Un menú pintado de negro en honor a la muerte

Ingredientes de color negro inspiran a Martha Ortiz a crear platillos artísticos. Ella viajó al Mictlán y regresó con un vivo menú "Pintado de Negro", que morirá junto con el ocaso de noviembre.
Myrna I. Martínez
26 noviembre 2015 20:19 Última actualización 27 noviembre 2015 5:0
Pastel de elote azul con salsa mística de manzanilla. Maridaje: Calixa Syrah, 2014. (Cortesía)

Pastel de elote azul con salsa mística de manzanilla. Maridaje: Calixa Syrah, 2014. (Cortesía)

Martha Ortiz viajó al Mictlán y regresó con un vivo menú Pintado de Negro, que morirá junto con el ocaso de noviembre.

Narradora de historias gastronómicas, la chef las escribe en Dulce Patria a través de una cocina potente, negra como el mole, el chichilo y el huitlacoche, una ofrenda a los muertos y a la vida. Al final, la muerte, dice, siempre es un renacer.
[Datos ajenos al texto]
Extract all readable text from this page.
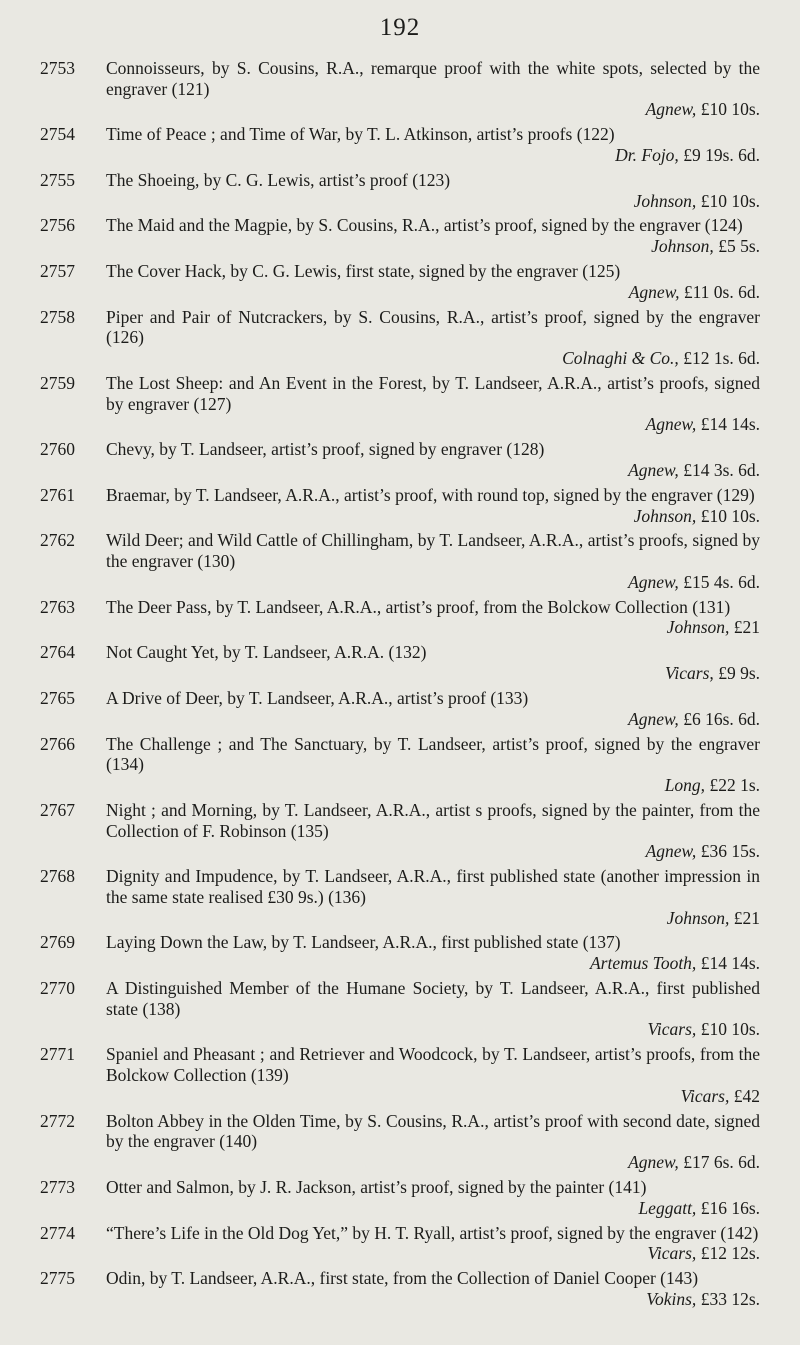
192
2753	Connoisseurs, by S. Cousins, R.A., remarque proof with the white spots, selected by the engraver (121)
Agnew, £10 10s.
2754	Time of Peace ; and Time of War, by T. L. Atkinson, artist’s proofs (122)
Dr. Fojo, £9 19s. 6d.
2755	The Shoeing, by C. G. Lewis, artist’s proof (123)
Johnson, £10 10s.
2756	The Maid and the Magpie, by S. Cousins, R.A., artist’s proof, signed by the engraver (124)
Johnson, £5 5s.
2757	The Cover Hack, by C. G. Lewis, first state, signed by the engraver (125)
Agnew, £11 0s. 6d.
2758	Piper and Pair of Nutcrackers, by S. Cousins, R.A., artist’s proof, signed by the engraver (126)
Colnaghi & Co., £12 1s. 6d.
2759	The Lost Sheep: and An Event in the Forest, by T. Landseer, A.R.A., artist’s proofs, signed by engraver (127)
Agnew, £14 14s.
2760	Chevy, by T. Landseer, artist’s proof, signed by engraver (128)
Agnew, £14 3s. 6d.
2761	Braemar, by T. Landseer, A.R.A., artist’s proof, with round top, signed by the engraver (129)
Johnson, £10 10s.
2762	Wild Deer; and Wild Cattle of Chillingham, by T. Landseer, A.R.A., artist’s proofs, signed by the engraver (130)
Agnew, £15 4s. 6d.
2763	The Deer Pass, by T. Landseer, A.R.A., artist’s proof, from the Bolckow Collection (131)
Johnson, £21
2764	Not Caught Yet, by T. Landseer, A.R.A. (132)
Vicars, £9 9s.
2765	A Drive of Deer, by T. Landseer, A.R.A., artist’s proof (133)
Agnew, £6 16s. 6d.
2766	The Challenge ; and The Sanctuary, by T. Landseer, artist’s proof, signed by the engraver (134)
Long, £22 1s.
2767	Night ; and Morning, by T. Landseer, A.R.A., artist s proofs, signed by the painter, from the Collection of F. Robinson (135)
Agnew, £36 15s.
2768	Dignity and Impudence, by T. Landseer, A.R.A., first published state (another impression in the same state realised £30 9s.) (136)
Johnson, £21
2769	Laying Down the Law, by T. Landseer, A.R.A., first published state (137)
Artemus Tooth, £14 14s.
2770	A Distinguished Member of the Humane Society, by T. Landseer, A.R.A., first published state (138)
Vicars, £10 10s.
2771	Spaniel and Pheasant ; and Retriever and Woodcock, by T. Landseer, artist’s proofs, from the Bolckow Collection (139)
Vicars, £42
2772	Bolton Abbey in the Olden Time, by S. Cousins, R.A., artist’s proof with second date, signed by the engraver (140)
Agnew, £17 6s. 6d.
2773	Otter and Salmon, by J. R. Jackson, artist’s proof, signed by the painter (141)
Leggatt, £16 16s.
2774	“There’s Life in the Old Dog Yet,” by H. T. Ryall, artist’s proof, signed by the engraver (142)
Vicars, £12 12s.
2775	Odin, by T. Landseer, A.R.A., first state, from the Collection of Daniel Cooper (143)
Vokins, £33 12s.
Cada detalle está cuidado. La mesa está adornada con catrinas hechas a mano por artesanos, y en cada lugar hay una paleta con un pincel y sales de colores, que invitan al comensal a mezclarlos lúdicamente.

En cada plato, la también investigadora gastronómica da una muestra de su vena pictórica. Inicia con un arte figurativo, para desembocar en coloridos y violentos trazos abstractos al estilo Pollock-Siqueiros.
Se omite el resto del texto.